Whether your goal is to succeed in better ways at work – or do well at a four-year university – community colleges can help show you the way. They’re economical, conveniently located and creatively nimble – in times requiring the capacity to summon all three.

Wednesday, October 6, 2010

White House Summit on Community Colleges Holds Particular Meaning for Baltimore

BALTIMORE, Oct. 5, 2010 — President Obama’s national effort to spur college completion rates and the jobs which often accompany attendance at a community college met with a resounding welcome Tuesday in Baltimore, as students at Baltimore City Community College (BCCC) participated in a live webcast of the White House Summit on Community Colleges, hosted by Dr. Jill Biden.

The consensus among BCCC students: Community college has made all the difference in helping them tackle previously out-of-reach goals.

For Trina Peacher, BCCC accounting major, the biggest attribute of her education
has been the way it has helped her stay motivated and overcome obstacles.

“This place gives me focus, like a moving spirit,” she says. “I have found the education here to be so important to progressing toward my goals. Because BCCC also offers some of lowest tuition in Maryland, this has represented a huge value to me in terms of cost.”

BCCC accounting major Trina Peacher

Trina is on track to finish her Associate of Applied Science degree in accounting over the next year after taking some time at BCCC to figure out her career path.

Donte Johnson, 31, is a single father.
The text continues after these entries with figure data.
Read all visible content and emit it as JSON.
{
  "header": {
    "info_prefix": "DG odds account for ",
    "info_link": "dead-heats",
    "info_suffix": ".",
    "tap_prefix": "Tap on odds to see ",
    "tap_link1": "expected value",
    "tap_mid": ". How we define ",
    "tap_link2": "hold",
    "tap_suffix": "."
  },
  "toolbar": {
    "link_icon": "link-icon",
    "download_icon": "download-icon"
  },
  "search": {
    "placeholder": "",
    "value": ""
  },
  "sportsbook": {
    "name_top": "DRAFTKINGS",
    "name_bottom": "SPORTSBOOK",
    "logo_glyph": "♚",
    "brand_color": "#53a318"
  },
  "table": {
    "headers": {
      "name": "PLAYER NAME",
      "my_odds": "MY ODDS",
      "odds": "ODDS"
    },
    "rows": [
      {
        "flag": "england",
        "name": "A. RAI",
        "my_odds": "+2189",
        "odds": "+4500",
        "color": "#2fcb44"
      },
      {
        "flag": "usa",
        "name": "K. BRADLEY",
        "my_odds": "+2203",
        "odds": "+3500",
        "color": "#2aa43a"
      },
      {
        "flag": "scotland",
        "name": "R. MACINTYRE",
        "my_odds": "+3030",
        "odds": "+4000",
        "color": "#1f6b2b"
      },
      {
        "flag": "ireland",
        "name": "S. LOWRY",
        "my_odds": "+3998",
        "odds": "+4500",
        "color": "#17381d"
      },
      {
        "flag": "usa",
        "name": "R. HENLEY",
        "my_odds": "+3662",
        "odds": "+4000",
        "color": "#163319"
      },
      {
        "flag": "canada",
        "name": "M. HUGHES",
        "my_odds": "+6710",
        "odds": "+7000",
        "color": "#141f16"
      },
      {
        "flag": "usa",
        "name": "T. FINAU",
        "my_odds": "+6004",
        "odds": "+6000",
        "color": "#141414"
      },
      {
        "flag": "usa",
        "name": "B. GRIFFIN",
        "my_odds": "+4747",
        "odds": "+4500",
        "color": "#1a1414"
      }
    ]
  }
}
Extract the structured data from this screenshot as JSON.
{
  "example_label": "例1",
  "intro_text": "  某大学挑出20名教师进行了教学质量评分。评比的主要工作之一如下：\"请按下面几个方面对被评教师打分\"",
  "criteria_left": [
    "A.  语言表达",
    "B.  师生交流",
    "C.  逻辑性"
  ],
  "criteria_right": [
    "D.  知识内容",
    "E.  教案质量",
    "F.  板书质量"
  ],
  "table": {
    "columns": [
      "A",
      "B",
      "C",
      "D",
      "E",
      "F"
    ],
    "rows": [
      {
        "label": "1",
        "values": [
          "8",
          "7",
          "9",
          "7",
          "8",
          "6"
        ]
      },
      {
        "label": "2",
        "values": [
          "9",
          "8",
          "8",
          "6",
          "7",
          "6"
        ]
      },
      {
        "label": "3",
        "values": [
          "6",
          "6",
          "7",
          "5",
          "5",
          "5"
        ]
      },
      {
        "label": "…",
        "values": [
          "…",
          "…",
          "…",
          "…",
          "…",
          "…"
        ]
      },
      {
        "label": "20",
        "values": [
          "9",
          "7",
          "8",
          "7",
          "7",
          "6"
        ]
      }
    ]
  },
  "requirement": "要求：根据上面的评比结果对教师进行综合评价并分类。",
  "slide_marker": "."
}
He attended the White House webcast impressed at how much the subject matter applies to his own life.

Providing a one-word answer to a question at the very heart of Tuesday’s White House discussions – “how has community college equipped you to meet your most pressing concerns?” – Donte replied, “Biotechnology.”

BCCC biotechnology major Donte Johnson

He works as a pharmacy technician while pursuing biotechnology studies at BCCC’s state-of-the-art Life Sciences Institute (LSI) at the University of Maryland BioPark in West Baltimore (opened in fall 2009). LSI can connect students to “earn while you learn” laboratory assistant, internship and other work opportunities in some of the world’s leading genetics and bioscience firms, which share the same building as LSI and are only “an elevator ride away.”

Donte hopes to parlay his previous trade school education (where he learned how to be a pharmacy tech) into a four-year degree at the University of Maryland.

So what can a community college do to improve life in Baltimore? Donte says, “we need to focus on jobs that exist around here. We need a place which can connect us better to the community and the employers who make it up. President Obama is right to tap places like BCCC in this effort.”

For 2010 BCCC graduate and international student Ekaterina Muranova, community college was the most obvious pathway to exploring her passion in environmental science, and at BCCC she was active – as a member of the student Environmental Science Club, participant in campus-wide recycling projects and as an analyst in a water usage study at the college’s Inner Harbor campus.

BCCC environmental science graduate Ekaterina Muranova

Having emigrated from Russia a mere five years ago, Rina (as her friends like to call her) found a way to gain education in her field, meet people from all over the world (BCCC students hail from over 100 countries), and learn about other cultures.

“I’ve always liked science,” she says. “In Russia, making money was very important, but the way BCCC has promoted STEM – Science, Technology, Engineering and Math – I have learned all the ways environmental science can be a viable career option. We’ve got to make the planet a better place!”

During the run-up to her BCCC associate’s degree in environmental science, Rina assisted a reclamation project at Baltimore’s Carroll Park, a water treatment facility which had become polluted and clogged by trash thrown into storm sewers across Baltimore City. The material eventually found its way to the park. As Rina would discover, part of the reclamation process came to involve public education on the importance of proper waste disposal.

President Obama hails community colleges as “the unsung heroes of the American educational system.” Meet the unsung heroes of Baltimore City.